Comment la femme est-elle considérée en 1945 ?

Le régime de Vichy a eu un discours très culpabilisant envers les femmes : si la France a perdu la guerre, c'est parce qu'elles n'ont pas fait assez d'enfants. Et à la Libération, de nombreuses femmes avaient envie d'envoyer promener ce monde d'avant. Mais il y a encore des résistances, avec l'idée d'une forte division des sexes et que pour reconstruire le pays, il faut que chacun retrouve son rôle. Ce n'est donc pas un discours si libérateur que ça, c'est encore très conservateur. Pour une autre raison, le Parti radical aussi avait peur du vote des femmes. C'était un parti laïque qui pensait que les femmes étaient influencées par le clergé, qu'elles étaient le vivier de l'Église et qu'elles voteraient à droite. La condition des femmes à la Libération, ce n'est pas encore la liberté, il n'y a pas encore l'autonomie.

Le droit de voter va-t-il permettre aux femmes de s'émanciper ?

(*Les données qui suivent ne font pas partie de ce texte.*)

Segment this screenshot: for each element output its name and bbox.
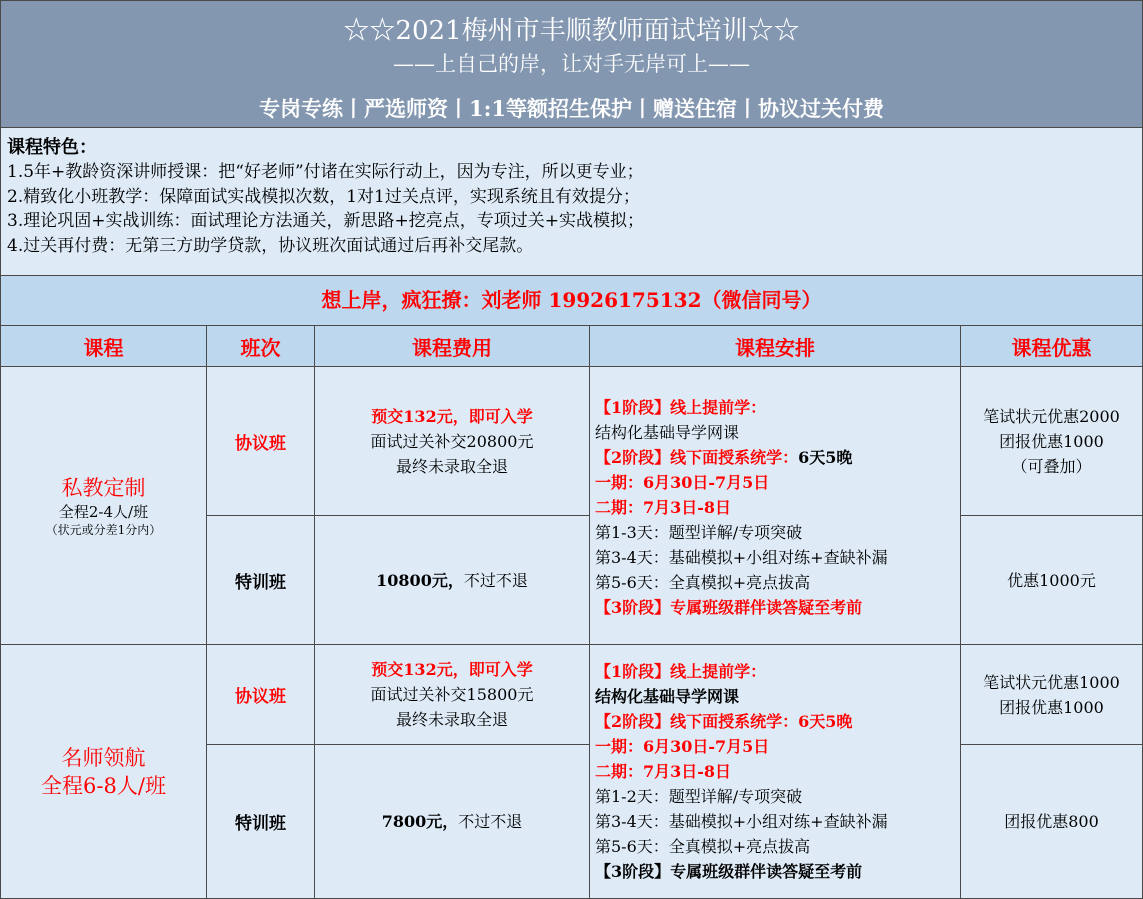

Pas vraiment. Il faut bien comprendre qu'à l'époque le Code civil de Napoléon est toujours en place, même s'il y a eu une amorce de révision en 1938.George Sand avait raison de se méfier du Code civil puisqu'il a survécu au droit de vote. C'est le mariage qui réduisait les femmes à leur position seconde. La plupart des unions se faisaient sur le régime de la communauté et les femmes ne pouvaient pas signer de papiers officiels. Après le père, la femme passait sous l'autorité du mari. Il faut attendre 1965 pour que la loi autorise les femmes à ouvrir un compte en banque à leur nom sans l'autorisation de leur mari. Une fois les droits politiques acquis, le féminisme s'est intéressé aux droits du corps avec les luttes pour la légalisation de la contraception (1967) et pour la dépénalisation de l'avortement (1975).